Compressible Rayleigh-Taylor Instability with Large Temperature and Transport Property Contrasts

In environments containing high energy density (HED) plasmas such as Inertial Confinement Fusion (ICF) or supernovae remnants (SNRs), the Rayleigh-Taylor (RT) instability may occur under large contrasts in density, temperature and fluid transport properties that scale strongly with temperature. We examine fully resolved simulations of the 3D fully compressible RT instability at various temperature ratios and transport property configurations, providing a systematic analysis of how heat conduction, large variations in transport properties and sudden changes in transport properties can affect the development of a RT mixing layer. The idealized configuration of a hotter, less dense fluid pushing against a colder, denser fluid is considered. Previously presented simulation results are augmented with more extreme cases containing transport property magnitude ratios reaching up to 55.9.
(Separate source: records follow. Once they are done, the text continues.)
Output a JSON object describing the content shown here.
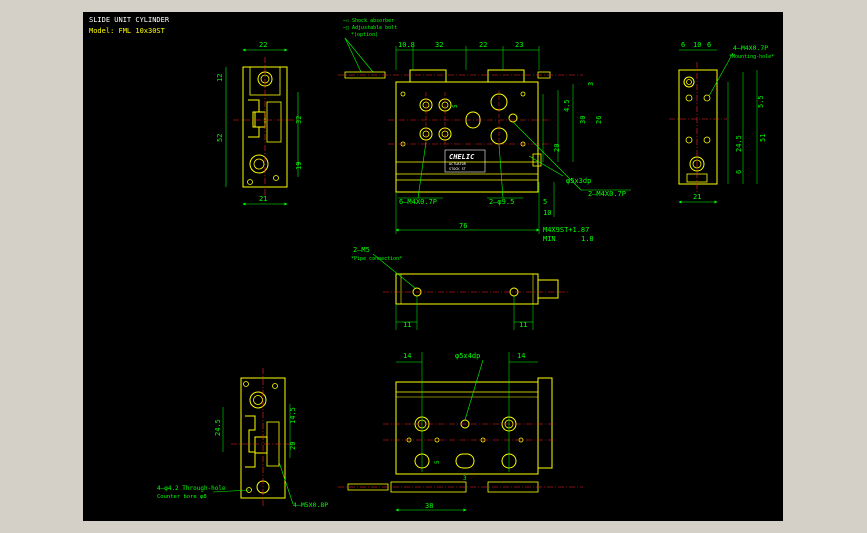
{
  "title_block": {
    "title": "SLIDE UNIT CYLINDER",
    "model": "Model: FML 10x30ST"
  },
  "legend": {
    "item1": "—▫ Shock absorber",
    "item2": "—□ Adjustable bolt",
    "item3": "*(option)"
  },
  "dims": {
    "left_top_width": "22",
    "left_height_12": "12",
    "left_height_52": "52",
    "left_32": "32",
    "left_19": "19",
    "left_21": "21",
    "front_10_8": "10.8",
    "front_32": "32",
    "front_22": "22",
    "front_23": "23",
    "front_3": "3",
    "front_5": "5",
    "front_4_5": "4.5",
    "front_30": "30",
    "front_26": "26",
    "front_20": "20",
    "front_76": "76",
    "front_5b": "5",
    "front_10": "10",
    "right_6": "6",
    "right_10": "10",
    "right_6b": "6",
    "right_5_5": "5.5",
    "right_24_5": "24.5",
    "right_51": "51",
    "right_6c": "6",
    "right_21": "21",
    "mid_11a": "11",
    "mid_11b": "11",
    "bot_14a": "14",
    "bot_14b": "14",
    "bot_38": "38",
    "bot_5": "5",
    "bot_3": "3",
    "bl_24_5": "24.5",
    "bl_14_5": "14.5",
    "bl_20": "20"
  },
  "callouts": {
    "m4x0_7p_top": "4—M4X0.7P",
    "mounting_hole": "*Mounting-hole*",
    "phi5x3dp": "φ5x3dp",
    "m4x0_7p_2": "2—M4X0.7P",
    "m4x0_7p_6": "6—M4X0.7P",
    "phi9_5": "2—φ9.5",
    "m4x9st": "M4X9ST+1.87",
    "min": "MIN",
    "min_val": "1.8",
    "m5": "2—M5",
    "pipe": "*Pipe connection*",
    "phi5x4dp": "φ5x4dp",
    "through_hole": "4—φ4.2  Through-hole",
    "counter_bore": "Counter bore  φ8",
    "m5x0_8p": "4—M5X0.8P"
  },
  "nameplate": {
    "brand": "CHELIC",
    "line1": "ACTUATOR",
    "line2": "STOCK ST"
  },
  "colors": {
    "background": "#000000",
    "frame": "#D4D0C8",
    "outline": "#FFFF00",
    "dimension": "#00FF00",
    "centerline": "#FF2020",
    "text": "#FFFFFF"
  }
}
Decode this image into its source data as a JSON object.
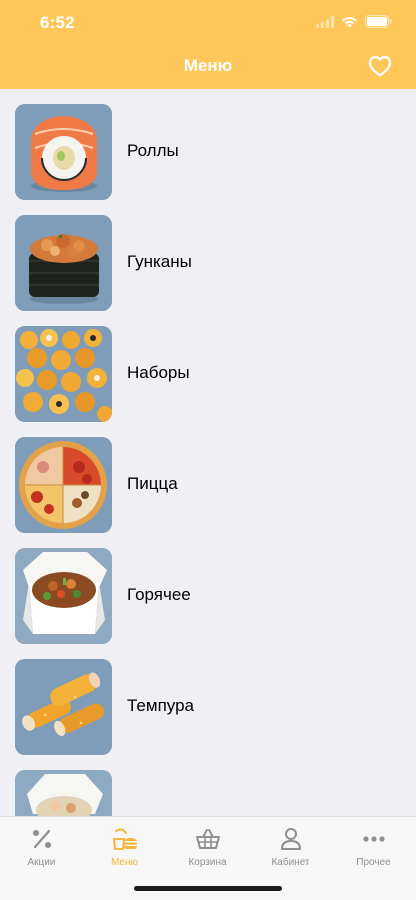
{
  "status_bar": {
    "time": "6:52"
  },
  "header": {
    "title": "Меню",
    "favorite_icon": "heart-outline-icon"
  },
  "menu": {
    "items": [
      {
        "label": "Роллы",
        "image": "rolls-photo"
      },
      {
        "label": "Гунканы",
        "image": "gunkan-photo"
      },
      {
        "label": "Наборы",
        "image": "sets-photo"
      },
      {
        "label": "Пицца",
        "image": "pizza-photo"
      },
      {
        "label": "Горячее",
        "image": "hot-dishes-photo"
      },
      {
        "label": "Темпура",
        "image": "tempura-photo"
      },
      {
        "label": "",
        "image": "next-category-photo"
      }
    ]
  },
  "tabbar": {
    "tabs": [
      {
        "label": "Акции",
        "icon": "percent-icon",
        "active": false
      },
      {
        "label": "Меню",
        "icon": "food-menu-icon",
        "active": true
      },
      {
        "label": "Корзина",
        "icon": "basket-icon",
        "active": false
      },
      {
        "label": "Кабинет",
        "icon": "user-icon",
        "active": false
      },
      {
        "label": "Прочее",
        "icon": "more-dots-icon",
        "active": false
      }
    ]
  },
  "colors": {
    "accent": "#ffc65a",
    "active_tab": "#f7b53e",
    "inactive_tab": "#8e8e93",
    "background": "#efeff4"
  }
}
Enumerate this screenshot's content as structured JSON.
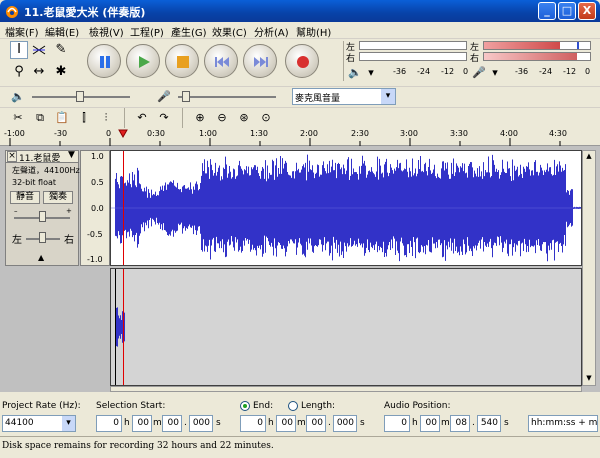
{
  "window": {
    "title": "11.老鼠愛大米 (伴奏版)",
    "minimize": "_",
    "maximize": "□",
    "close": "X"
  },
  "menu": [
    "檔案(F)",
    "編輯(E)",
    "檢視(V)",
    "工程(P)",
    "產生(G)",
    "效果(C)",
    "分析(A)",
    "幫助(H)"
  ],
  "meters": {
    "left": "左",
    "right": "右",
    "ticks": [
      "-36",
      "-24",
      "-12",
      "0"
    ]
  },
  "mixer": {
    "input_source": "麥克風音量"
  },
  "ruler": [
    "-1:00",
    "-30",
    "0",
    "0:30",
    "1:00",
    "1:30",
    "2:00",
    "2:30",
    "3:00",
    "3:30",
    "4:00",
    "4:30"
  ],
  "track": {
    "name": "11.老鼠愛",
    "channel_info": "左聲道，44100Hz",
    "format": "32-bit float",
    "mute": "靜音",
    "solo": "獨奏",
    "pan_left": "左",
    "pan_right": "右",
    "scale": [
      "1.0",
      "0.5",
      "0.0",
      "-0.5",
      "-1.0"
    ]
  },
  "selection": {
    "project_rate_label": "Project Rate (Hz):",
    "project_rate": "44100",
    "sel_start_label": "Selection Start:",
    "end_label": "End:",
    "length_label": "Length:",
    "audio_pos_label": "Audio Position:",
    "start": [
      "0",
      "00",
      "00",
      "000"
    ],
    "end": [
      "0",
      "00",
      "00",
      "000"
    ],
    "pos": [
      "0",
      "00",
      "08",
      "540"
    ],
    "units": [
      "h",
      "m",
      ".",
      "s"
    ],
    "format": "hh:mm:ss + milliseconds"
  },
  "status": "Disk space remains for recording 32 hours and 22 minutes.",
  "colors": {
    "wave": "#3232c8",
    "titlebar": "#0842a8",
    "cursor": "#e00000",
    "meter_fill": "#d04a4a"
  }
}
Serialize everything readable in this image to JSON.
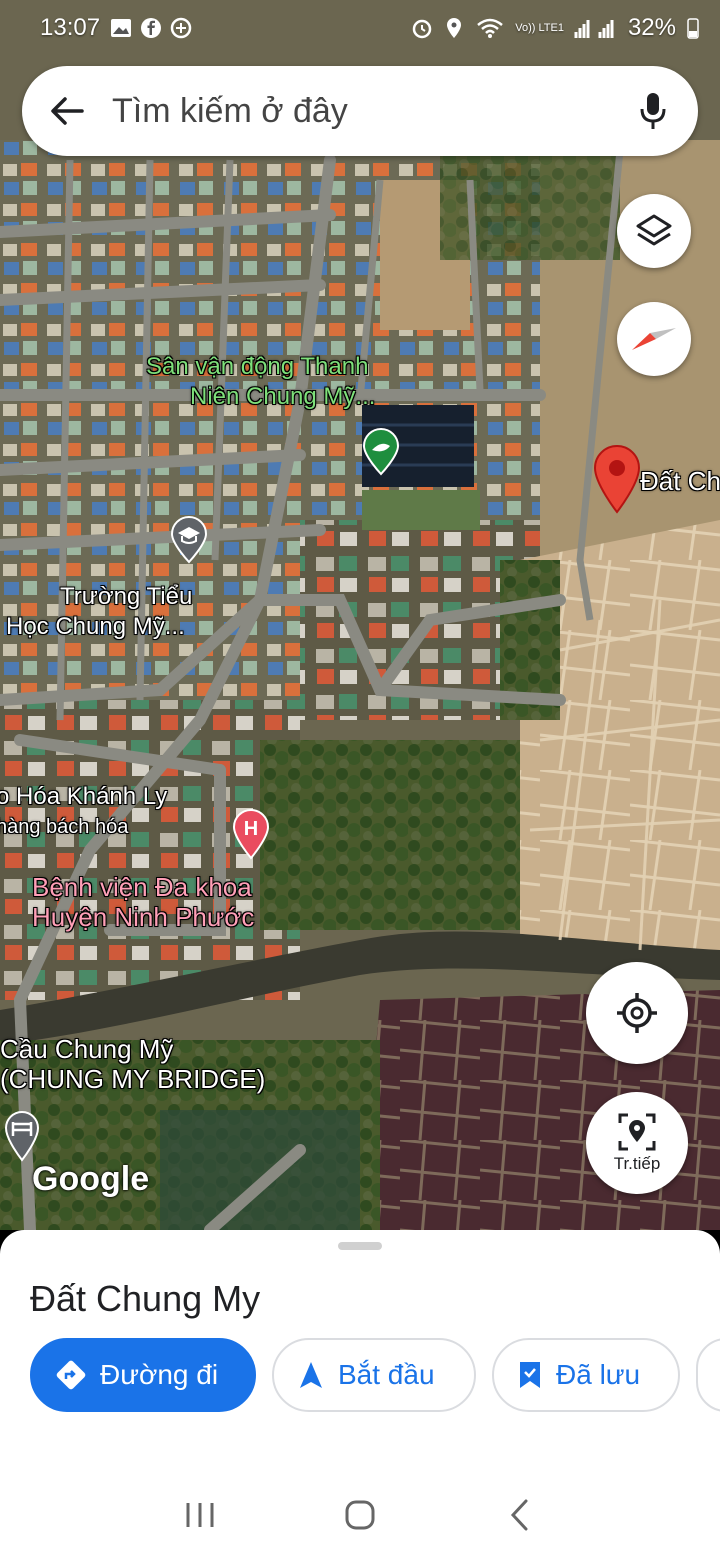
{
  "status_bar": {
    "time": "13:07",
    "battery": "32%",
    "network": "Vo)) LTE1"
  },
  "search": {
    "placeholder": "Tìm kiếm ở đây",
    "back_icon": "arrow-left-icon",
    "mic_icon": "mic-icon"
  },
  "map": {
    "labels": {
      "stadium_line1": "Sân vận động Thanh",
      "stadium_line2": "Niên Chung Mỹ...",
      "school_line1": "Trường Tiểu",
      "school_line2": "Học Chung Mỹ...",
      "store_line1": "o Hóa Khánh Ly",
      "store_line2": "hàng bách hóa",
      "hospital_line1": "Bệnh viện Đa khoa",
      "hospital_line2": "Huyện Ninh Phước",
      "bridge_line1": "Cầu Chung Mỹ",
      "bridge_line2": "(CHUNG MY BRIDGE)",
      "pin_label": "Đất Ch"
    },
    "watermark": "Google",
    "live_view_label": "Tr.tiếp"
  },
  "place": {
    "title": "Đất Chung My",
    "actions": {
      "directions": "Đường đi",
      "start": "Bắt đầu",
      "saved": "Đã lưu"
    }
  },
  "colors": {
    "primary": "#1a73e8",
    "pin": "#ea4335"
  }
}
For fluids with unequal molecular masses, heat transfer induces nonequal fluid expansion and contraction, which can significantly modify the density field, causing delayed instability growth or intensifying turbulent fluctuations in different regions of the flow. Both heat transfer and transport property contrasts induce a departure from self-similarity in instability growth rates and average profiles of flow statistics that have been commonly observed in isothermal RT simulations. Extreme misalignment between regions of mixing and regions of most intense turbulent activity, along with considerable non-homogeneity in many mixing statistics across the mixing layer, is observed. Time permitting, key differences between the 3D results with those of analogous 2D simulations will be highlighted.